2980.(
Mevlana Hazretleri Tanrı dostu sevgili olmanın yolunu
anlatıyor)
Mademki
lütfun (İyiliğin) bizi bizden aldı, kendimizden
geçtik;
Lütfunu
esirgeme (İyilikle koru, himaye et), sensiz
bırakma bizi.
Cins-cins
herkes, her şey, kendi cinsiyle kaynaşır;
Herkes, her şey, kendi cinsinden birisini, bir şeyi seçer.
Cinsinden
olmayanla düşüp kalkarsa ancak münafıklıktır (İki
yüzlülüktür) bu;
Hani
suyla yağın, katranla karın beraber bulunuşu (Bir arada
olan fakat birbirine kaynaşmamış ayrı) gibi.
Cinsinden
olmayandan ayrılıp kendi cinsine kavuşuncaya dek bulunduğu yerde susadıkça
susar (İsteği, özlemi artar), susuzluğu arttıkça
artar.
Kim
senden kaçar da başkasından hoşlanırsa, kim seni bırakır, başkasıyla karar
ederse.
Kim
senin tapında suratını ekşiterek, bulut gibi somurtarak oturur, başkasının
yanında ilkbahar gibi gönlü açılır gülerse;
Sanki
benim gayb âlemindeki Aydan nasibim yok, can şarabı, can kadehi, ancak başıma
sersemlik veriyor demek ister.
O
ney sesi, o zevk şarabı hatırına gelmiyor mu ki bir taşlanası şeytanın elinden
hoş bir halde şarap içiyorsun?
Şeytanın
elinde yüzlerce kadeh şarap içiyorsun, görüyorsun, nasıl pis bir hale düşersin,
iç a ham dilenci (Israrlı bir biçimde arsızca isteyen),
iç.
Burada
başcağızın düşük, yüzceğizin ekşi;
Fakat
bil ki burada dağ gibi de bir kapkara (Gözükmeyen)

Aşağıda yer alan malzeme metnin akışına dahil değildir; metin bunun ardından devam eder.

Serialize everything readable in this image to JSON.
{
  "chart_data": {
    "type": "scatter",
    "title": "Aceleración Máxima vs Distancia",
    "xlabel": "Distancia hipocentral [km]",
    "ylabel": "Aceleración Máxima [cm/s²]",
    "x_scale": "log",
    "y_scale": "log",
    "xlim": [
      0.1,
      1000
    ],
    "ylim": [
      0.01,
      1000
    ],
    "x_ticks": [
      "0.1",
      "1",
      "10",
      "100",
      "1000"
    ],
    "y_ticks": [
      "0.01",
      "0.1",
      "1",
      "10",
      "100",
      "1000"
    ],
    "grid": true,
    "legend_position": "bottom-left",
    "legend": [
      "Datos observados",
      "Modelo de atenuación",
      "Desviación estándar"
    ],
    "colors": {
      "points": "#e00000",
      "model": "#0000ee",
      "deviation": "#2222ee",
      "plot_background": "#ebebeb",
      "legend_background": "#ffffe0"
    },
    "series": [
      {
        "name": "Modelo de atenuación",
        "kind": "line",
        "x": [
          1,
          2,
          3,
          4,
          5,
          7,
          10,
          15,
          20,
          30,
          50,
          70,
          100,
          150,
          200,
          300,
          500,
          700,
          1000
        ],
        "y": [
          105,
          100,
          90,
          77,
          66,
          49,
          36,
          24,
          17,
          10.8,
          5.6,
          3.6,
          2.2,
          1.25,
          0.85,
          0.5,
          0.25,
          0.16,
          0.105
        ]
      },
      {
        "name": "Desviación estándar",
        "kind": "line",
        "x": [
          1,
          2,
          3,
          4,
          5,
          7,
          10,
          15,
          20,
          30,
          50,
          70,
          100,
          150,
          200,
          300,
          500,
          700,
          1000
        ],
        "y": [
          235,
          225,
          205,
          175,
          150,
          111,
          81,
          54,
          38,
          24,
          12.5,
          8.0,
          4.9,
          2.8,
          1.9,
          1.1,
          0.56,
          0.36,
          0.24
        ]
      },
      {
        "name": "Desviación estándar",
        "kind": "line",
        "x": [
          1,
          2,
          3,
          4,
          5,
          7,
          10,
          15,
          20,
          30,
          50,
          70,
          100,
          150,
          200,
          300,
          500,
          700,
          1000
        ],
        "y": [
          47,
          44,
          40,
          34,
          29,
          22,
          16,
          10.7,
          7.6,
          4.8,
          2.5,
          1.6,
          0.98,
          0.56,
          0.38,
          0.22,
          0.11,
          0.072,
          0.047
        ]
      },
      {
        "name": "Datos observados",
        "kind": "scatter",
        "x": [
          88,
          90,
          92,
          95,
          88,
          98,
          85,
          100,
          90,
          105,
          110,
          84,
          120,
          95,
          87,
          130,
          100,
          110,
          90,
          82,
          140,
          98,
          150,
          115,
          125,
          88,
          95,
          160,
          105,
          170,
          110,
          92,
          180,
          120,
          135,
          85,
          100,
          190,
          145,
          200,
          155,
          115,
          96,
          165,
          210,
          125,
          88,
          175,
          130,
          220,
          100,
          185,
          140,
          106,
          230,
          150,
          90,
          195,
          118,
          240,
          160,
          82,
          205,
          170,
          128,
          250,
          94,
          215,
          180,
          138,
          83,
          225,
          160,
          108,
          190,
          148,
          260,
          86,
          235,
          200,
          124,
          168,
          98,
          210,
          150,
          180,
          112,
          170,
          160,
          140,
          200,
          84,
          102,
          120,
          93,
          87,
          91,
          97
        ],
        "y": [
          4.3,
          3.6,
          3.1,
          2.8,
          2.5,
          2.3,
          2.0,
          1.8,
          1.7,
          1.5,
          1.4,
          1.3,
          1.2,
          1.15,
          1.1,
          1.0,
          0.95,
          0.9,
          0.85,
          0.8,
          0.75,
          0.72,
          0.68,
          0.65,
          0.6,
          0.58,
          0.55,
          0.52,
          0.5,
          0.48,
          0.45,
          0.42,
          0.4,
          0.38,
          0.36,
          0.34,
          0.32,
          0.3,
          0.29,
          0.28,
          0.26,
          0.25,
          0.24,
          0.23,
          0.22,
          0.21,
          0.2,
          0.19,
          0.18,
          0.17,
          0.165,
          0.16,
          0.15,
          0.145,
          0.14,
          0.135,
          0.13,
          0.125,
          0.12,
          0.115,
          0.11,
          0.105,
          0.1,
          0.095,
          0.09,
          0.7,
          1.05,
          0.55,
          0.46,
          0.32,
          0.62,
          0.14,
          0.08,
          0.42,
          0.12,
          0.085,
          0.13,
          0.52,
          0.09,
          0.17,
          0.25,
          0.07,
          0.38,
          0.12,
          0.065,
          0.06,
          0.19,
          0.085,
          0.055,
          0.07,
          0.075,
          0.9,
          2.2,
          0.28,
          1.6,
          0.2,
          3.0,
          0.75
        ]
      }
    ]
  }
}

ejderha (İnsanı bütünüyle yutan) var.
***
DİVAN-I
KEBİR 2 CİLT MEVLÂNÂ CELÂLEDDİN
Hazırlayan:
Abdulbaki GÖLPINARLI
İstanbul
REMZİ KİTABEVİ 93
**
Neler
öğrendik;
1.
Allah’a yol gösterenin
bize iyilikte bulunacağını, bizi bizden alacağını, ne yaptığını anlamamamız
için bizi sarhoş öğrendik.
2.
Herkesin kendi
cinsini arayacağını, bulacağını, kendi cinsiyle rahat edeceğini öğrendik.
3.
Allah dostlarının
yanında olan kişinin konuşmalardan zevk almıyorsa şeytandan gıdasını alıyor
olduğunu öğrendik.
4.
Şeytanla
işbirliği yapanın Allah dostlarından zevk ve gıda alamayacağını öğrendik.
*
İşte böyle yaren;
Allah dostunun bir kişiyi isteyip, seçip hedeflediği
zaman o kişinin kendi isteklerinin önemsizleşeceğini, Allah dostu tarafından
karşı konamayacak bir biçimde değişime uğrayacağını öğrendik, anladık.